Rashmi Kuttan of Asianet Newsable wrote that, "The anticipation is palpable, especially after Nivin's impressive cameo in Varshangalkku Shesham alongside Dhyan Sreenivasan. With the dynamic duo reuniting, this time as buddies, expectations are soaring". Sanjith Sidhardhan of OTTPlay gave 3.5/5 stars and wrote, "Whether you are a fan of political satires or entertainers, this Nivin Pauly-starrer has enough to keep you entertained in theatres".
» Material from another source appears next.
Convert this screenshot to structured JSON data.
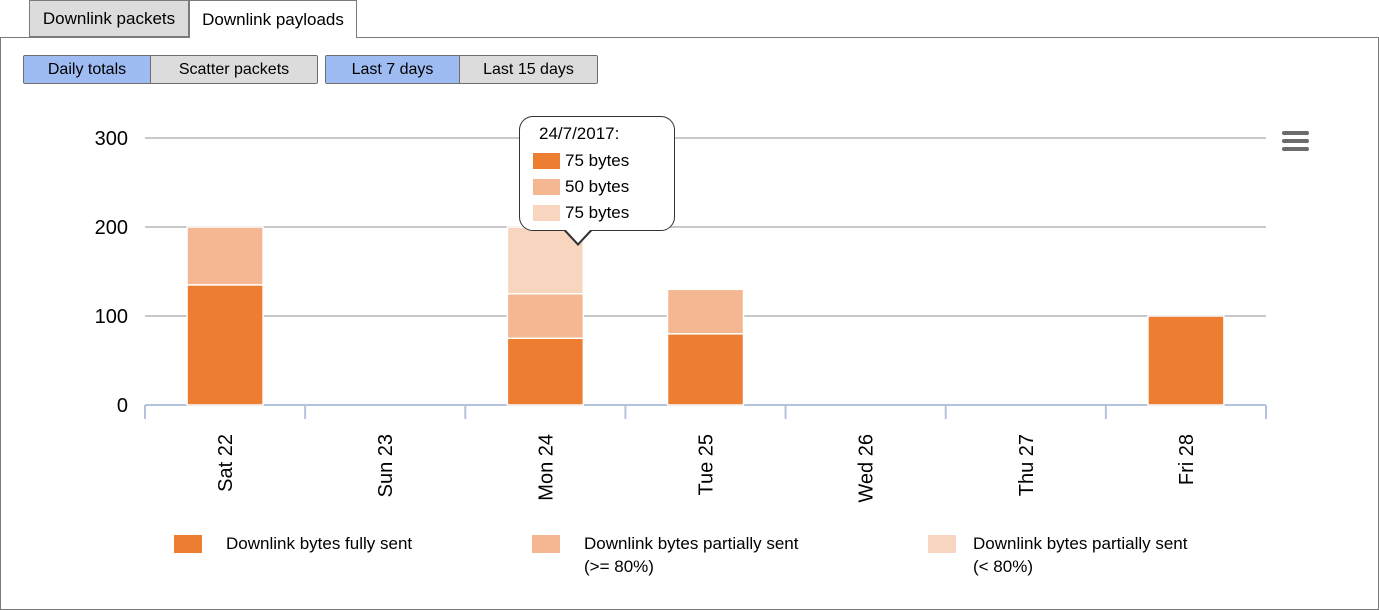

Janani K of India Today gave 2.5/5 stars and wrote, "Throw in some Pakistani education activist Malala Yousafzai, you get 'Malayalee From India". Anandu Suresh of The Indian Express wrote that, "In short, Malayalee From India is loud, irritating and underwhelming and serves as a reality check for Malayalees amidst the recent flurry of successful films".

S. R. Praveen of The Hindu wrote that, "Some subtlety and an organic narrative could have gone a long way into turning this into a much more relevant film than it is now". Latha Srinivasan of Hindustan Times wrote that, "Malayalee From India is disappointing and is not the comeback that the talented Nivin Pauly deserves".

Arjun Menon of Film Companion wrote that, "However, the execution feels far-fetched and overdrawn and this affects any sense of engagement with the film's flawed yet fascinatingly interwoven political vision".